# Setup and Loss Definition

In [6]:
# sample data
import numpy as np
y_true = np.array([1, 0, 1, 1, 0])
y_pred = np.array([0.9, 0.2, 0.8, 0.7, 0.1])

In [2]:
def cross_entropy(y_true, y_pred, lambda_reg=None):
    if lambda_reg:
        return -1*np.sum(
            y_true * np.log(y_pred) + (1-y_true)*np.log(1-y_pred)
        ) + lambda_reg*np.sum(y_pred**2)
    else:
        return -1*np.sum(
            y_true * np.log(y_pred) + (1-y_true)*np.log(1-y_pred)
        )

In [None]:
# unregularized log loss
cross_entropy(y_true, y_pred)

np.float64(1.0136830778828045)

In [9]:
# regularized log loss
cross_entropy(y_true, y_pred, .5)

np.float64(2.0086830778828046)

# Modify Predictions, Understand Impact to Regularized Loss

Let's try some different pred sets and see how it impacts the regularized loss. 

In [16]:
adjustments = np.arange(.1, 1, .1)
for adj in adjustments:
    y_pred_adj = y_pred*adj
    log_loss=cross_entropy(y_true, y_pred_adj)
    regularized_loss=cross_entropy(y_true, y_pred_adj, .5)
    print(f"Trying adj of {np.round(adj,2)}: Log loss {np.round(log_loss,2)}, Reguarlized Log loss {np.round(regularized_loss,2)}")

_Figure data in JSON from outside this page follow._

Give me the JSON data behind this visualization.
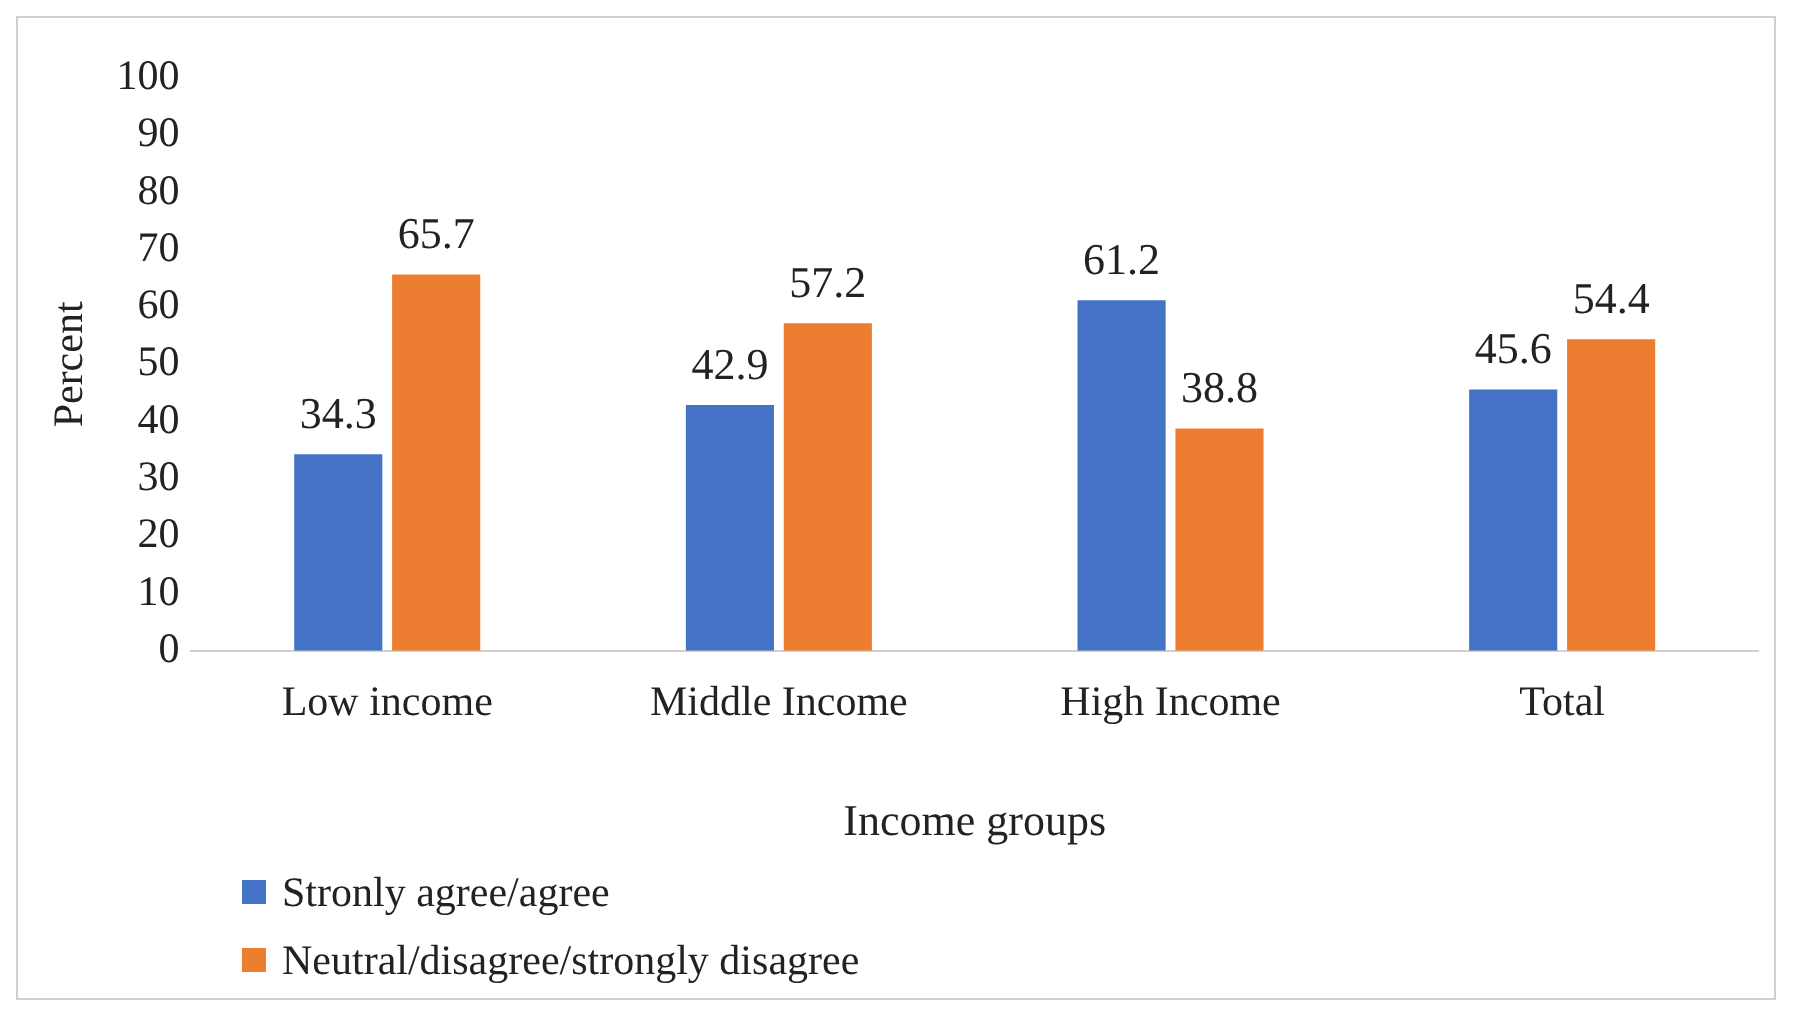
{
  "chart_data": {
    "type": "bar",
    "xlabel": "Income groups",
    "ylabel": "Percent",
    "categories": [
      "Low income",
      "Middle Income",
      "High Income",
      "Total"
    ],
    "series": [
      {
        "name": "Stronly agree/agree",
        "color": "#4472c4",
        "values": [
          34.3,
          42.9,
          61.2,
          45.6
        ]
      },
      {
        "name": "Neutral/disagree/strongly disagree",
        "color": "#ed7d31",
        "values": [
          65.7,
          57.2,
          38.8,
          54.4
        ]
      }
    ],
    "ylim": [
      0,
      100
    ],
    "yticks": [
      0,
      10,
      20,
      30,
      40,
      50,
      60,
      70,
      80,
      90,
      100
    ],
    "grid": false,
    "legend": "bottom left",
    "data_labels": true
  }
}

Trying adj of 0.1: Log loss 7.62, Reguarlized Log loss 7.63
Trying adj of 0.2: Log loss 5.57, Reguarlized Log loss 5.61
Trying adj of 0.3: Log loss 4.39, Reguarlized Log loss 4.48
Trying adj of 0.4: Log loss 3.56, Reguarlized Log loss 3.72
Trying adj of 0.5: Log loss 2.92, Reguarlized Log loss 3.17
Trying adj of 0.6: Log loss 2.41, Reguarlized Log loss 2.77
Trying adj of 0.7: Log loss 1.98, Reguarlized Log loss 2.47
Trying adj of 0.8: Log loss 1.61, Reguarlized Log loss 2.25
Trying adj of 0.9: Log loss 1.29, Reguarlized Log loss 2.1


## Discussion of results

What is clear to me here is that the further away from 1 the predictions are, the closer the unregularized log loss becomes to the regularized version. This tells us that the regularization is penalizing predictions close to 1, making the model a bit more conservative in terms of predicting the positive class. Normally this kind of regularization would be done on the models weights themselves rather than the predictions (to discourage overfitting and make the model a bit more sparse).